A sudden stroke reminds one Brother of God’s blessings.

The first day of spring, while on vacation in Green Valley, Arizona, was an eventful day for me. Here I was, on a stretcher in the back of a Fire Med Ambulance headed for the Emergency Entrance of Saint Mary’s Hospital in Tucson, 24 miles away. The medics in the ambulance were exceptionally well-trained in what to administer, explaining to me what each medicine or procedure was for and discussing this by cellular phone with those in E.R. (St. Mary’s Emergency Room). Upon arrival, a real miracle occurred: Doctor Fredrick Smith, that area’s top stroke physician, as well as Janet Gaylord, a Registered Nurse of exceptional expertise in the care of such patients, were both on duty.

Doctor Smith had me attempt to do a series of procedures in relation to seeing, feeling, hearing, and strength of limbs. He then ordered numerous tests which took up the rest of the day. Based on his expertise and the early analysis of my condition, I was admitted to the telemetric section of the hospital for treatment of stroke.

The next day, he came to my room and asked if other doctors could come into the room to observe his evaluation, to which I naturally consented. Having the results of the tests in hand, he explained to the accompanying physicians what my reaction to different things meant. For example, the lack of creases on the right side of my face, in contrast to the well-creased left side, was clearly indicative of the results of a stroke.

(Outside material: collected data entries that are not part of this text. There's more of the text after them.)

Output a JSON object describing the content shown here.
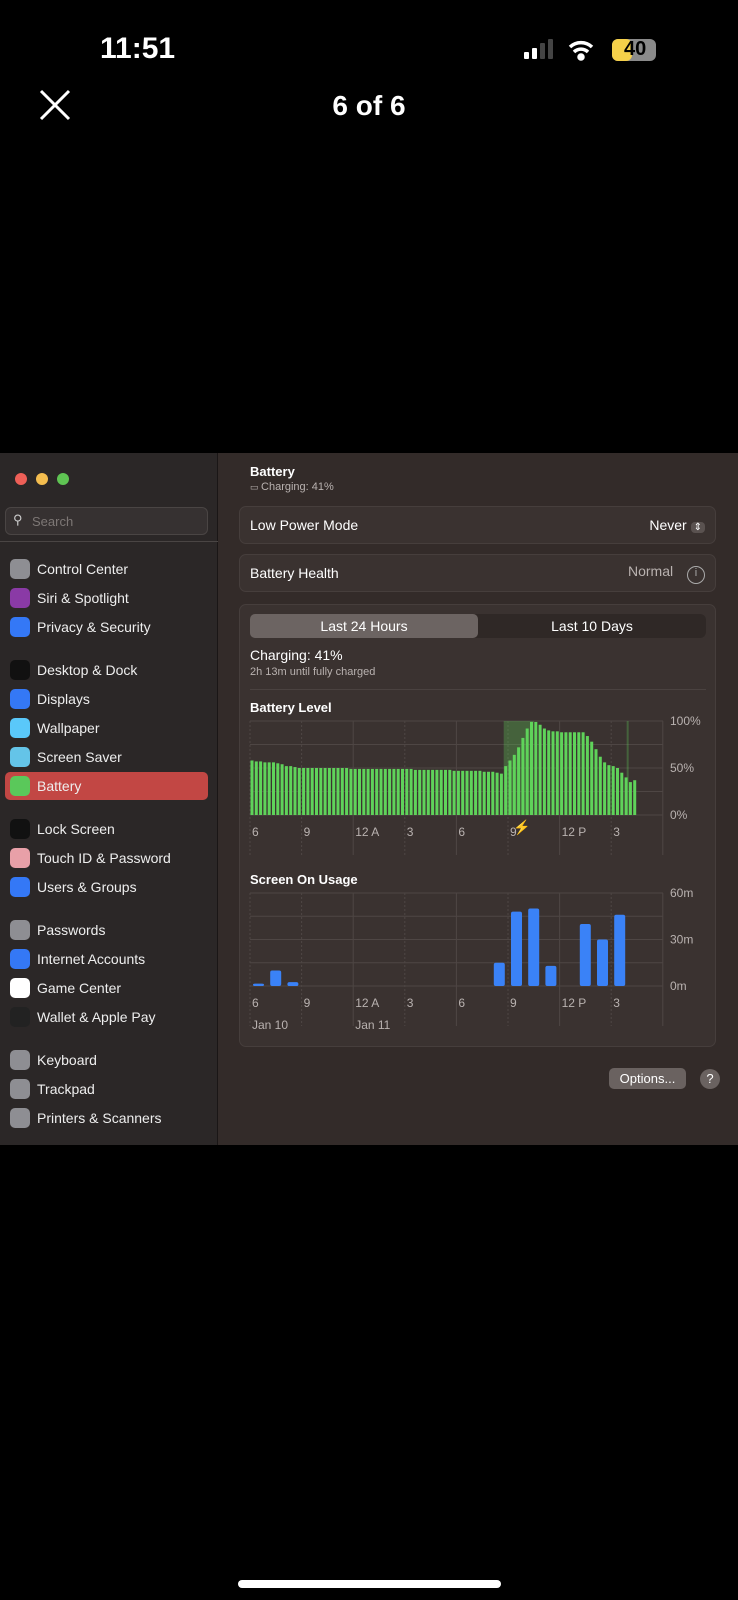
{
  "status_bar": {
    "time": "11:51",
    "battery_level": "40",
    "battery_color": "#f5d04a"
  },
  "viewer": {
    "counter": "6 of 6",
    "close_icon": "close-icon"
  },
  "sidebar": {
    "search_placeholder": "Search",
    "items": [
      {
        "label": "Control Center",
        "color": "#8e8e93"
      },
      {
        "label": "Siri & Spotlight",
        "color": "#8a3aa6"
      },
      {
        "label": "Privacy & Security",
        "color": "#3478f6"
      },
      {
        "label": "Desktop & Dock",
        "color": "#111111"
      },
      {
        "label": "Displays",
        "color": "#3478f6"
      },
      {
        "label": "Wallpaper",
        "color": "#5ac8fa"
      },
      {
        "label": "Screen Saver",
        "color": "#64c4e8"
      },
      {
        "label": "Battery",
        "color": "#5ac85a",
        "selected": true
      },
      {
        "label": "Lock Screen",
        "color": "#111111"
      },
      {
        "label": "Touch ID & Password",
        "color": "#e8a0a8"
      },
      {
        "label": "Users & Groups",
        "color": "#3478f6"
      },
      {
        "label": "Passwords",
        "color": "#8e8e93"
      },
      {
        "label": "Internet Accounts",
        "color": "#3478f6"
      },
      {
        "label": "Game Center",
        "color": "#ffffff"
      },
      {
        "label": "Wallet & Apple Pay",
        "color": "#222222"
      },
      {
        "label": "Keyboard",
        "color": "#8e8e93"
      },
      {
        "label": "Trackpad",
        "color": "#8e8e93"
      },
      {
        "label": "Printers & Scanners",
        "color": "#8e8e93"
      }
    ]
  },
  "main": {
    "title": "Battery",
    "subtitle": "Charging: 41%",
    "low_power_label": "Low Power Mode",
    "low_power_value": "Never",
    "health_label": "Battery Health",
    "health_value": "Normal",
    "tabs": [
      "Last 24 Hours",
      "Last 10 Days"
    ],
    "charging_status": "Charging: 41%",
    "charging_detail": "2h 13m until fully charged",
    "options_label": "Options...",
    "help_label": "?"
  },
  "chart_data": [
    {
      "type": "bar",
      "title": "Battery Level",
      "ylim": [
        0,
        100
      ],
      "y_ticks": [
        "100%",
        "50%",
        "0%"
      ],
      "x_ticks": [
        "6",
        "9",
        "12 A",
        "3",
        "6",
        "9",
        "12 P",
        "3"
      ],
      "interval_minutes": 15,
      "start": "6 PM Jan 10",
      "color": "#5fd35a",
      "charging_periods": [
        [
          14.75,
          16.5
        ],
        [
          21.9,
          22.0
        ]
      ],
      "values": [
        58,
        57,
        57,
        56,
        56,
        56,
        55,
        54,
        52,
        52,
        51,
        50,
        50,
        50,
        50,
        50,
        50,
        50,
        50,
        50,
        50,
        50,
        50,
        49,
        49,
        49,
        49,
        49,
        49,
        49,
        49,
        49,
        49,
        49,
        49,
        49,
        49,
        49,
        48,
        48,
        48,
        48,
        48,
        48,
        48,
        48,
        48,
        47,
        47,
        47,
        47,
        47,
        47,
        47,
        46,
        46,
        46,
        45,
        44,
        52,
        58,
        64,
        72,
        82,
        92,
        99,
        99,
        96,
        92,
        90,
        89,
        89,
        88,
        88,
        88,
        88,
        88,
        88,
        84,
        78,
        70,
        62,
        56,
        53,
        52,
        50,
        45,
        40,
        35,
        37
      ]
    },
    {
      "type": "bar",
      "title": "Screen On Usage",
      "ylim": [
        0,
        60
      ],
      "y_ticks": [
        "60m",
        "30m",
        "0m"
      ],
      "x_ticks": [
        "6",
        "9",
        "12 A",
        "3",
        "6",
        "9",
        "12 P",
        "3"
      ],
      "date_labels": [
        "Jan 10",
        "Jan 11"
      ],
      "color": "#3a82f7",
      "interval_minutes": 60,
      "values": [
        1.5,
        10,
        2.5,
        0,
        0,
        0,
        0,
        0,
        0,
        0,
        0,
        0,
        0,
        0,
        15,
        48,
        50,
        13,
        0,
        40,
        30,
        46
      ]
    }
  ]
}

After pointing these things out to his colleagues, he said: "Burt, you have suffered from a stroke caused by high blood pressure. Such a stroke originates in the small part of the brain, the brain stem, where it connects with the spine." He said it would take several days to stabilize my condition. Then substantial progress toward recovery should be made within the next 30 days if I followed the planned physical therapy program and continued on the medications.

After two days of therapy in Tucson and a day of rest, we flew home to Eugene, Oregon, for the prescribed in-patient physical therapy at Sacred Heart Hospital Rehabilitation Center. Intensive therapy was followed by three weeks of home-care therapy with physical and occupational therapists and a nurse, followed by therapy at the hospital’s outpatient therapy center. Dr. Smith’s 30-day prognosis of recovery was accurate as most of my functions were well on the road to complete restoration by then. Why do I refer to this stroke as a "blessing"? Certainly, the fact that this occurred in an area where such excellent care was available in such an adequate facility was a miracle. It taught me the invaluable lesson that though my bodily control and mental awareness were impaired, there were solutions given me from above through the power of prayer. I do not profess a direct connection with the Almighty, but I do firmly believe He listened to my prayers and those of countless friends and relatives.

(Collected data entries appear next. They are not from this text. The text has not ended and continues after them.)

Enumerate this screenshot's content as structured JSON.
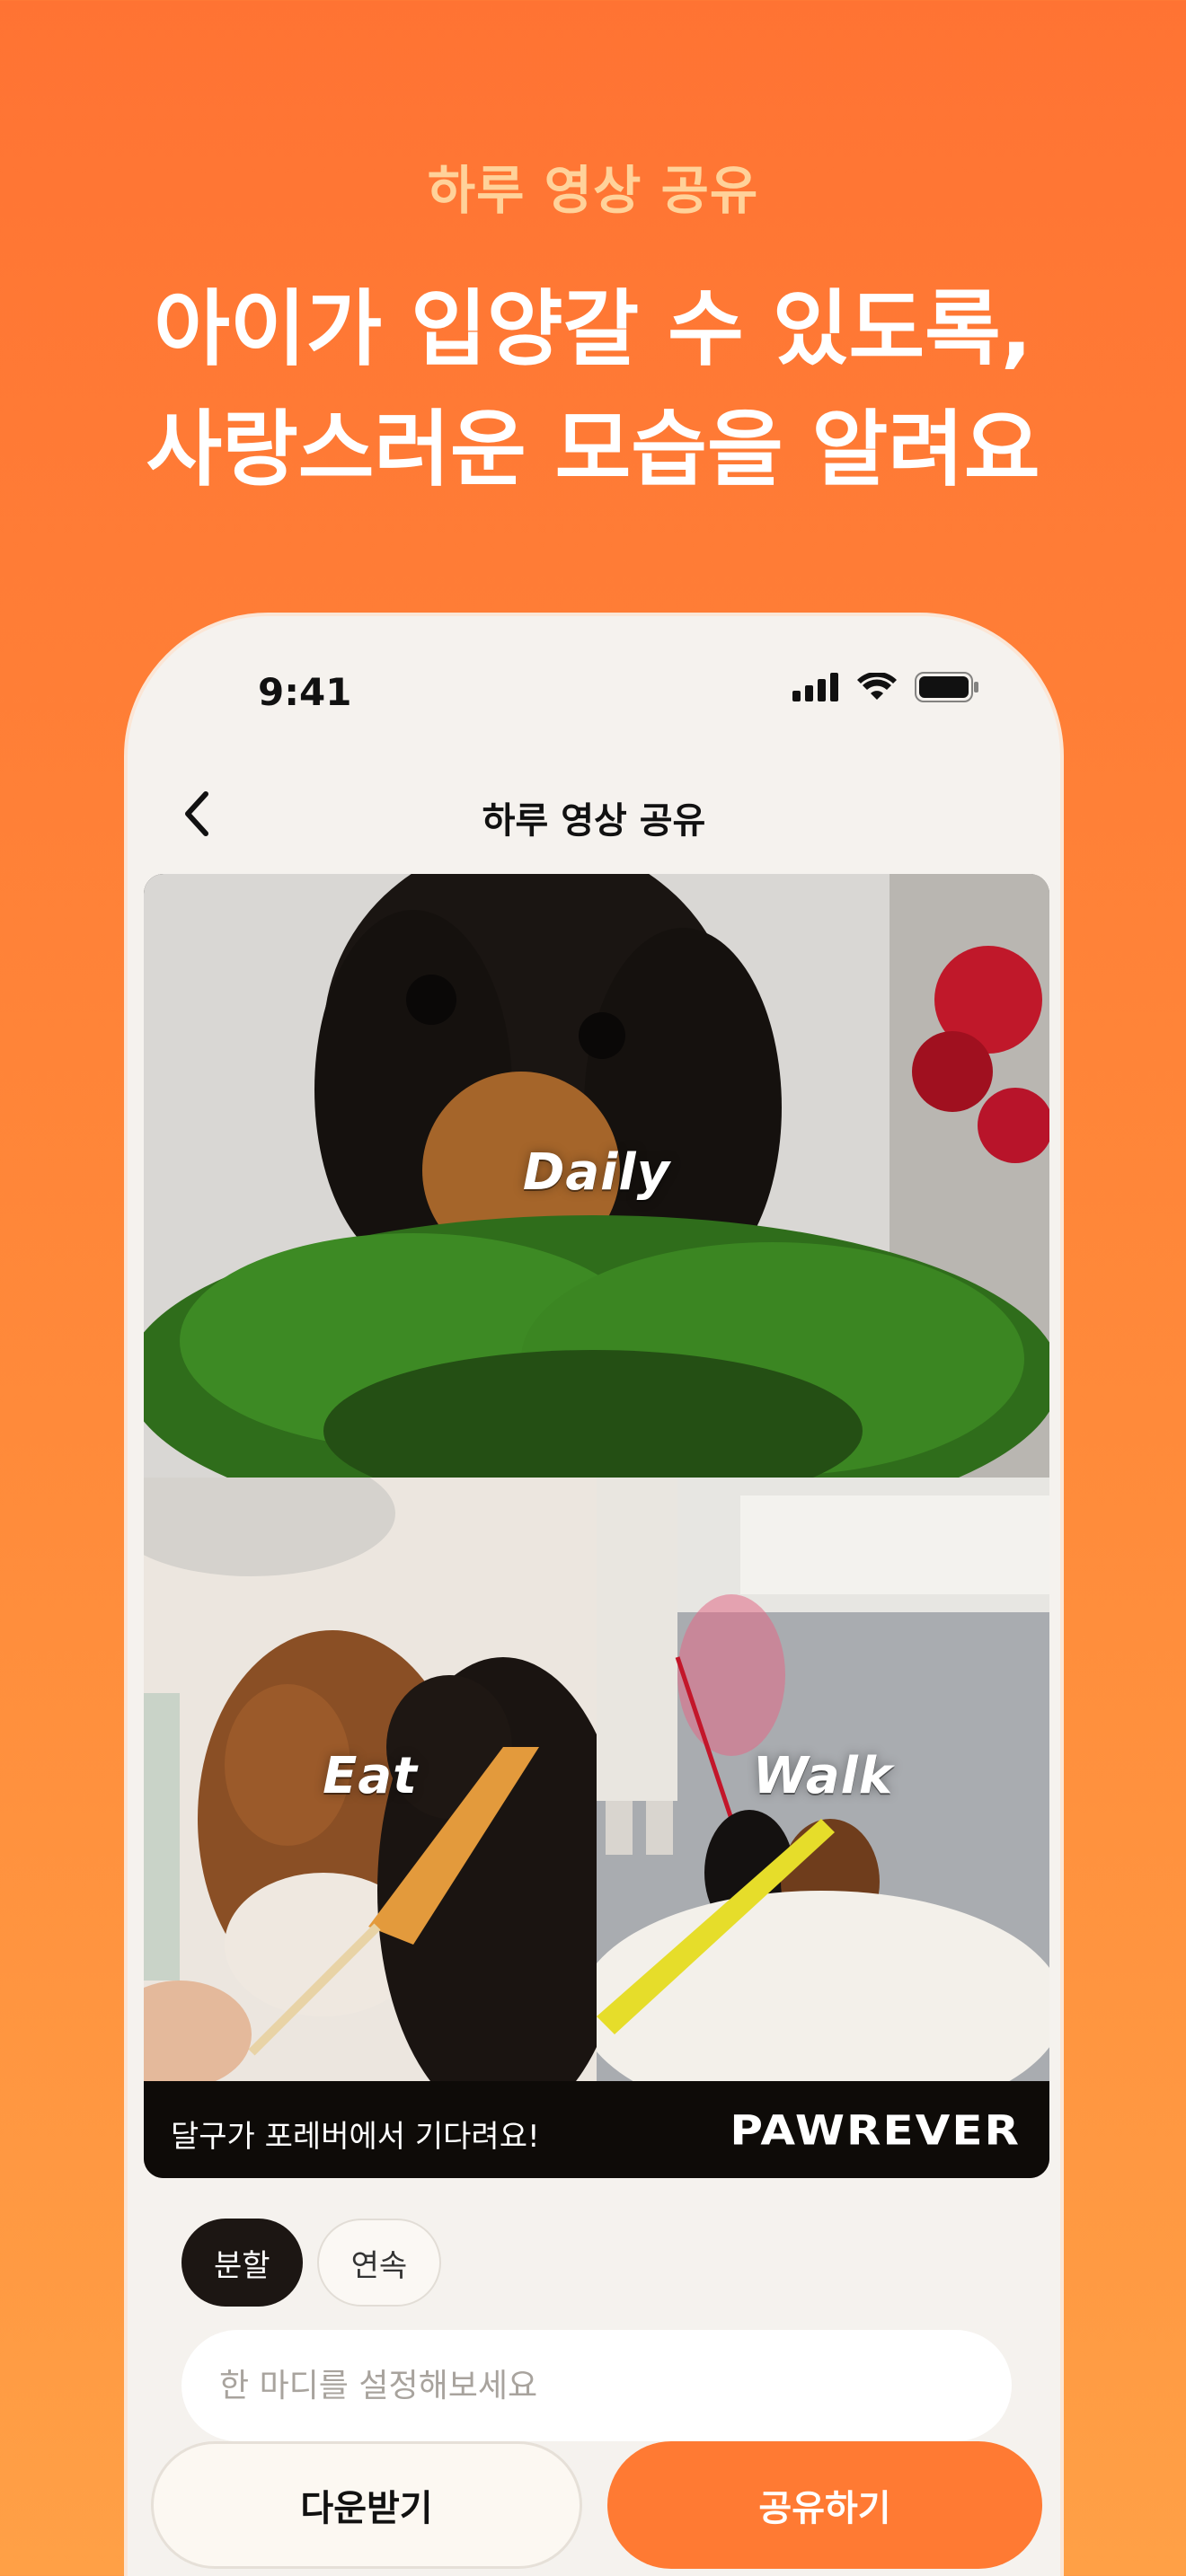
{
  "hero": {
    "eyebrow": "하루 영상 공유",
    "title_line1": "아이가 입양갈 수 있도록,",
    "title_line2": "사랑스러운 모습을 알려요"
  },
  "status_bar": {
    "time": "9:41",
    "icons": [
      "cellular-signal-icon",
      "wifi-icon",
      "battery-icon"
    ]
  },
  "nav": {
    "back_icon": "chevron-left-icon",
    "title": "하루 영상 공유"
  },
  "video": {
    "tiles": [
      {
        "label": "Daily",
        "photo": "dog-with-greens"
      },
      {
        "label": "Eat",
        "photo": "dogs-eating-treat"
      },
      {
        "label": "Walk",
        "photo": "dogs-walking-indoors"
      }
    ],
    "caption": "달구가 포레버에서 기다려요!",
    "logo": "PAWREVER"
  },
  "mode_toggle": {
    "options": [
      "분할",
      "연속"
    ],
    "selected": "분할"
  },
  "message": {
    "placeholder": "한 마디를 설정해보세요",
    "value": ""
  },
  "actions": {
    "download_label": "다운받기",
    "share_label": "공유하기"
  },
  "colors": {
    "background_top": "#ff7333",
    "background_bottom": "#ffa046",
    "accent": "#ff7a33",
    "eyebrow": "#ffd29a",
    "dark_chip": "#1c1613"
  }
}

It taught me that the ability to feed oneself, to dress, to take a shower, to go to the restroom, to tie one’s shoes, to walk, to talk, to shave, to get in and out of bed, and to see, hear, feel, smell and taste are precious gifts from our Creator.

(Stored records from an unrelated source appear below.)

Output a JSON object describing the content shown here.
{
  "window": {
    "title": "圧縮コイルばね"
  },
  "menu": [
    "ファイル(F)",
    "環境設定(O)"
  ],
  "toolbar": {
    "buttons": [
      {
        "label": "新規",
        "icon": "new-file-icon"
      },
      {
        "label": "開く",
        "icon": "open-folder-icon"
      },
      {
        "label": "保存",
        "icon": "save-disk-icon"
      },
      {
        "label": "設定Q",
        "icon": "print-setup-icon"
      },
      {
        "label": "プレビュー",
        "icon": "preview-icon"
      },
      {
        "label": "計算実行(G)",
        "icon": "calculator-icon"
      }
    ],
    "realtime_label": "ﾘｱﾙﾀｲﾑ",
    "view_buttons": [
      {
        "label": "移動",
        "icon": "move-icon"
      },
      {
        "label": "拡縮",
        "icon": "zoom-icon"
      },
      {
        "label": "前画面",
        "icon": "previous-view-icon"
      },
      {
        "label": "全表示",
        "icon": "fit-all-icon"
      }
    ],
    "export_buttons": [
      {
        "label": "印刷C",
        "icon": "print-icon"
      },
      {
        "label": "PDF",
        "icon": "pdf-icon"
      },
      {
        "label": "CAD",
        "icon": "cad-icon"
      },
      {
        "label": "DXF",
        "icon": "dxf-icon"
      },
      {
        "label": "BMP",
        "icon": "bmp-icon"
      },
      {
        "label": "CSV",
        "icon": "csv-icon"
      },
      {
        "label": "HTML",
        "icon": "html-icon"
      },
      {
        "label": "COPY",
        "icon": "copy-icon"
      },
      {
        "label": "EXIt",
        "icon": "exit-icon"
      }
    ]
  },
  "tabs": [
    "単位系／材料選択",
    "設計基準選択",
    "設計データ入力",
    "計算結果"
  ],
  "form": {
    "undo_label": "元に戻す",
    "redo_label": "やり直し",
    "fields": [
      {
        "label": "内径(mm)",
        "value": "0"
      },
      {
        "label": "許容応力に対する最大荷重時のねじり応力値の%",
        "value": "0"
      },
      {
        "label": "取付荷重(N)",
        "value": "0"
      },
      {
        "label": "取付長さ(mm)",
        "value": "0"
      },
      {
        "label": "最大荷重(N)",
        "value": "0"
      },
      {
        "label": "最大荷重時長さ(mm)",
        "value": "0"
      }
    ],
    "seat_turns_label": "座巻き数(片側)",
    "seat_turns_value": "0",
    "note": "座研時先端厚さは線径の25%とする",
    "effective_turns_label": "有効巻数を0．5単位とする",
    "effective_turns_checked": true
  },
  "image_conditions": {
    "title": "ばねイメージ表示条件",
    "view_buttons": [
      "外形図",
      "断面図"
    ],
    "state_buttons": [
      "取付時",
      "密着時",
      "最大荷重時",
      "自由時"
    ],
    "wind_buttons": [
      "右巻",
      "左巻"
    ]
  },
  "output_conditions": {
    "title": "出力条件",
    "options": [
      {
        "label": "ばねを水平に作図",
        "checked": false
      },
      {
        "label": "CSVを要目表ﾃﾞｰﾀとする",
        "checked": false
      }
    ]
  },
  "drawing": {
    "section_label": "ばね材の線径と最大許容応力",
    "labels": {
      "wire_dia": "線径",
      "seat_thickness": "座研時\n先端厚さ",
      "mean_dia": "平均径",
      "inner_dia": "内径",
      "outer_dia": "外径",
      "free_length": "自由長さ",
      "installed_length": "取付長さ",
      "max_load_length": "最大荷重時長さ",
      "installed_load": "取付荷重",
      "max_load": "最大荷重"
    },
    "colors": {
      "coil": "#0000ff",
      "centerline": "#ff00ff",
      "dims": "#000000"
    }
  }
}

All the above had been taken for granted before my stroke. The stroke forcibly reminded me that these are God’s given gifts for which we should be continually thankful.


Burt E. Eaton
is a member of the Scottish Rite Bodies of Eugene, Ore., and the President of the Board, Scottish Rite Foundation for Childhood Language Disorders of Ore. He is the Grand Principal Conductor of the Work, Grand Chapter of Cryptic Masons of Oregon, and a member of the Royal Order of Scotland. In the Valley of Eugene, Orient of Oregon, he is currently Master of Kadosh and has served as Wise Master, Chapter of the Rose Croix; Commander of the Council of Kadosh; and Venerable Master of the Lodge of Perfection. Ill. Eaton has been a member of the Scottish Rite for 55 years.